Tuesday, November 15, 2011

Savage Worlds: Deluxe Edition

When my group stopped playing Savage Worlds, I felt no reason to race out and get a copy of the Deluxe Edition rules.  However, lately I've felt that Savage itch (trust me, its worse than crabs) so I grabbed a copy of the PDF.  Aside from the price (30$ for the book, $20 for the PDF) which is not too high, but is a steep jump from the Explorer's Edition none the less, I've little to complain about.

Back when the Explorer's Edition was released, I was disappointed by a couple of the changes to the system (most notably the Chase rules -- I still like the ones from the 2004 Revised Edition), the elimination of non-human races,  the removal of so many vehicle stats, and the inconsistent quality of the artwork.  However, the standardizing of melee on the Way of the Brave rules, the sensible restructuring of the layout, and the cheap, cheap price made the book a welcome addition to my bookshelf! Hells, I own two copies and used to own a third.

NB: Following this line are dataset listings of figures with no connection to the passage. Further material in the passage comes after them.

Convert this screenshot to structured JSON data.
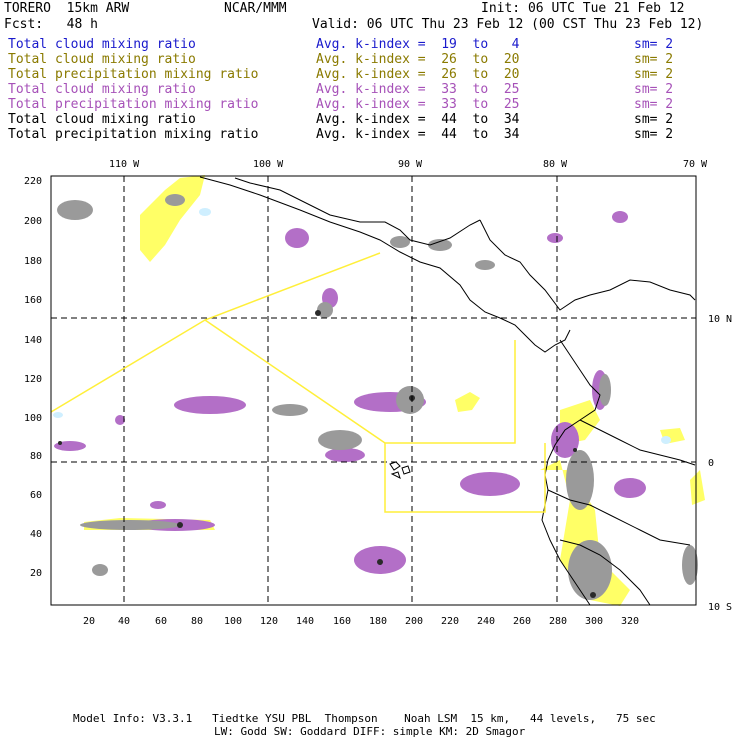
{
  "header": {
    "model": "TORERO  15km ARW",
    "org": "NCAR/MMM",
    "init": "Init: 06 UTC Tue 21 Feb 12",
    "fcst": "Fcst:   48 h",
    "valid": "Valid: 06 UTC Thu 23 Feb 12 (00 CST Thu 23 Feb 12)"
  },
  "legend": [
    {
      "name": "Total cloud mixing ratio",
      "kindex": "Avg. k-index =  19  to   4",
      "sm": "sm= 2",
      "color": "#1a1acc"
    },
    {
      "name": "Total cloud mixing ratio",
      "kindex": "Avg. k-index =  26  to  20",
      "sm": "sm= 2",
      "color": "#8a7a00"
    },
    {
      "name": "Total precipitation mixing ratio",
      "kindex": "Avg. k-index =  26  to  20",
      "sm": "sm= 2",
      "color": "#8a7a00"
    },
    {
      "name": "Total cloud mixing ratio",
      "kindex": "Avg. k-index =  33  to  25",
      "sm": "sm= 2",
      "color": "#a651b8"
    },
    {
      "name": "Total precipitation mixing ratio",
      "kindex": "Avg. k-index =  33  to  25",
      "sm": "sm= 2",
      "color": "#a651b8"
    },
    {
      "name": "Total cloud mixing ratio",
      "kindex": "Avg. k-index =  44  to  34",
      "sm": "sm= 2",
      "color": "#000000"
    },
    {
      "name": "Total precipitation mixing ratio",
      "kindex": "Avg. k-index =  44  to  34",
      "sm": "sm= 2",
      "color": "#000000"
    }
  ],
  "map": {
    "lon_labels": [
      "110 W",
      "100 W",
      "90 W",
      "80 W",
      "70 W"
    ],
    "lat_labels": [
      "10 N",
      "0",
      "10 S"
    ],
    "x_ticks": [
      "20",
      "40",
      "60",
      "80",
      "100",
      "120",
      "140",
      "160",
      "180",
      "200",
      "220",
      "240",
      "260",
      "280",
      "300",
      "320"
    ],
    "y_ticks": [
      "220",
      "200",
      "180",
      "160",
      "140",
      "120",
      "100",
      "80",
      "60",
      "40",
      "20"
    ],
    "colors": {
      "yellow": "#ffff66",
      "purple": "#b36fc7",
      "gray": "#9a9a9a",
      "lightblue": "#cfefff",
      "box": "#ffef3a"
    }
  },
  "footer": {
    "line1": "Model Info: V3.3.1   Tiedtke YSU PBL  Thompson    Noah LSM  15 km,   44 levels,   75 sec",
    "line2": "LW: Godd SW: Goddard DIFF: simple KM: 2D Smagor"
  }
}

Well, the Deluxe Edition adds a bevy of new "standard" rules, steps up the art quality, returns vehicle stats and non-human character races to the core book, and effectively maintains compatibility with prior editions.  Not bad at all!  What do I dislike?  With all the vehicles they stat out for the book, space ships are notably absent.  Yeah, not a big deal. I've already written plenty of 'em.

I'm happy to see that the folks at Pinnacle are paying attention to what a number of other games have done, especially some of the nice tweaks many new commercial games are borrowing from indy games.  Rules for Social Conflicts are a big plus, allowing for a more in-depth experience than the basic roll and compare mechanic.  Lets face it, some situations call for more than just a skill check. Rules for Interludes are included as well.  What is an interlude?  You know those long stretches of time between events, major scenes, or adventures?  Yeah, those can all be considered Interludes. Now there are some guidelines to use this time to help boost character development (in a non-mechanical way) as well as add a bit of narrative density to the group dynamic between all the conflict and drama.  Theres also a short section detailing how you can tweak aspects of the system to better capture the feel of a genre, style, or setting.  Do you want to play a cyberpunk game? Use the "Gritty Damage" rules.  Up for some extra-pulpy fun?  Try "Born a Hero" and "High Adventure".

I'm also glad to see that the Pinnacle crew seem actually listen to what their players are doing!  Kudos!  They've removed Guts from the standard skill list, reserving it for use as a rule addition for certain settngs.  This was perhaps the most ubiquitous house rule already, and it is nice to see it included as an official rule.  Also, margins of success now actually matter when aking a skill roll.  There is more than just a success or a raise for task resolution; instead, there are different levels of success!  Similar MoS rules have been a longstanding house rule at my game table.  Perhaps most importantly are the myriad examples peppered throughout the text.  These short expositions aid new players immensely, and some are just plain fun to read (my favorite is the ill-fated professor who dooms the world).

I can't say enough how much a Savage Worlds player or GM should buy this book.  Really, it is a must-own volume.  Give your Explorer's Edition book a rest. I'd even say that if you've tried Savage Worlds in the past and found it not quite to your liking, there is more than enough new content that it makes the game worth a second look.